Reverse a linked list from position m to n. Do it in-place and in one-pass.
For example:
Given 1->2->3->4->5->NULL, m = 2 and n = 4,
return 1->4->3->2->5->NULL.
Note:
Given m, n satisfy the following condition:
1 ≤ m ≤ n ≤ length of list.
public class Solution {
/**
* The algorithm is straightforward.
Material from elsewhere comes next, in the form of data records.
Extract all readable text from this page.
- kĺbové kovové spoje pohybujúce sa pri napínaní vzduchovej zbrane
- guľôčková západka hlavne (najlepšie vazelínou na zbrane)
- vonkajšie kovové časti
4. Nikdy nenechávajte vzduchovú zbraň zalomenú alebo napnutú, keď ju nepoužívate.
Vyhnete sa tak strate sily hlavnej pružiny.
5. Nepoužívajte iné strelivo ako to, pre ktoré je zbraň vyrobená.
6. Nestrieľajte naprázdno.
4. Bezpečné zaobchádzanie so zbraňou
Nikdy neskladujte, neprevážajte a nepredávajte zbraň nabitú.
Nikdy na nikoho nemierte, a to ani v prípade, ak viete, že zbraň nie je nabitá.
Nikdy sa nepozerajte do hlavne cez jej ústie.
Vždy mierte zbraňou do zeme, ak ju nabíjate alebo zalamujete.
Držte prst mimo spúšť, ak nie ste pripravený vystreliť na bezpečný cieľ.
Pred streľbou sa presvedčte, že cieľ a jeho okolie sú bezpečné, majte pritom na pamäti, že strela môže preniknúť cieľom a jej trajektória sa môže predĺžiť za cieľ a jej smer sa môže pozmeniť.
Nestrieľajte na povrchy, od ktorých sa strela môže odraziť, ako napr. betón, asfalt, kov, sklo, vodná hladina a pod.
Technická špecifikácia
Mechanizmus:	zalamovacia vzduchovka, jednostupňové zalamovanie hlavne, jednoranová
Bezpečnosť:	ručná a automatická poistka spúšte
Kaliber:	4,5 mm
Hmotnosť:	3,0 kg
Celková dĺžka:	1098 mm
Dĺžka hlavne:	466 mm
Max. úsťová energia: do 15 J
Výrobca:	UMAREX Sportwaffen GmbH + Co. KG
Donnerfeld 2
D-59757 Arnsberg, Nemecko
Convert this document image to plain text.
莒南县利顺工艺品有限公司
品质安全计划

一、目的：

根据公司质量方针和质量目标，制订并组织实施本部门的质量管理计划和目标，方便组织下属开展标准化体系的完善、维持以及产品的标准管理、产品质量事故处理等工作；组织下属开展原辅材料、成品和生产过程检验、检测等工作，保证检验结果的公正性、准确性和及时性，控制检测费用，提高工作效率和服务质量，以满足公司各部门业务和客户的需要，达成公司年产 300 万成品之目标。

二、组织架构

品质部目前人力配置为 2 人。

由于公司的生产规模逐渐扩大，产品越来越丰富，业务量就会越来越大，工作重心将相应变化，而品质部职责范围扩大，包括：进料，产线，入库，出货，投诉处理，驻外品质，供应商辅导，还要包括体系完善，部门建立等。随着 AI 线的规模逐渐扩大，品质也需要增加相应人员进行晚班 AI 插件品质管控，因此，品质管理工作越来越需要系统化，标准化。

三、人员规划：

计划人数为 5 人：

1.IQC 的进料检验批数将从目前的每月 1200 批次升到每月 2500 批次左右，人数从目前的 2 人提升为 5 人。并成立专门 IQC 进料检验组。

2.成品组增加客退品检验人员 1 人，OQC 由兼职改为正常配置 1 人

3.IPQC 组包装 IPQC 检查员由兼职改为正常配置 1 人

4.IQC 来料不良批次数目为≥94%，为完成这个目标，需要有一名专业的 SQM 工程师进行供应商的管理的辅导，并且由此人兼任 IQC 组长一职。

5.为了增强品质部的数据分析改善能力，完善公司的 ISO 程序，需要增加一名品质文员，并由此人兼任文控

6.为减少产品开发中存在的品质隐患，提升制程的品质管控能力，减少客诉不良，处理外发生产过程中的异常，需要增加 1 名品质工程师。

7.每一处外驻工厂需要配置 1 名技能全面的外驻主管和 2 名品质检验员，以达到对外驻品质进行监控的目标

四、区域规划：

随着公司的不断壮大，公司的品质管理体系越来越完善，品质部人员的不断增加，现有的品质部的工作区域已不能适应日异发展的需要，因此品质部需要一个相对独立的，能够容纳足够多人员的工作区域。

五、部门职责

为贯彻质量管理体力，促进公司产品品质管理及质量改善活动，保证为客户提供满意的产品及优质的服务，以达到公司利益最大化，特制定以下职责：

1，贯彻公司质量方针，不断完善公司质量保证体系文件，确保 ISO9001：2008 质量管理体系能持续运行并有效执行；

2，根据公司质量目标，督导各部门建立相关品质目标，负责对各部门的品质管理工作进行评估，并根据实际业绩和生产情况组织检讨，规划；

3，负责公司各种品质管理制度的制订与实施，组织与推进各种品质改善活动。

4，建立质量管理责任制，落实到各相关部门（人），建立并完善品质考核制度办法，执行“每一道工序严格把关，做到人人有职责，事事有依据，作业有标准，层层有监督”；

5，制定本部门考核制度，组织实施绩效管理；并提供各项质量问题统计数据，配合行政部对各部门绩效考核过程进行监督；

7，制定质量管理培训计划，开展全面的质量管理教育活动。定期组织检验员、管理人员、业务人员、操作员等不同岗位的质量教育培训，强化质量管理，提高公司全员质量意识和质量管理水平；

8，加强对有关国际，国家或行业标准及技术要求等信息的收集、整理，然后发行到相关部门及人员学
We first move one pointer to the m-th node of
* the list and then reverse the links of the following n - m nodes;
* @param head --ListNode, the head node of a linked list
* @param m --int, the start nodes
* @param n --int, the ending nodes
* @return ListNode --head of the new linked list
* @author Averill Zheng
* @version 2014-06-12
* @since JDK 1.7
*/
public ListNode reverseBetween(ListNode head, int m, int n) {
ListNode newHead = new ListNode(0);
newHead.next = head;
ListNode previous = null;;
ListNode firstNode = newHead;
int i = 0;
while(i < m){
previous = firstNode;
firstNode = firstNode.next;
++i;
}
//remember previous.next = firstNode;
ListNode current = firstNode.next;
ListNode tail = null;
int j = 0;
while(j < n - m){
tail = firstNode;
firstNode = current;
current = current.next;
firstNode.next = tail;
++j;
}
previous.next.next = current;
previous.next = firstNode;
newHead = newHead.next;
return newHead;
}
}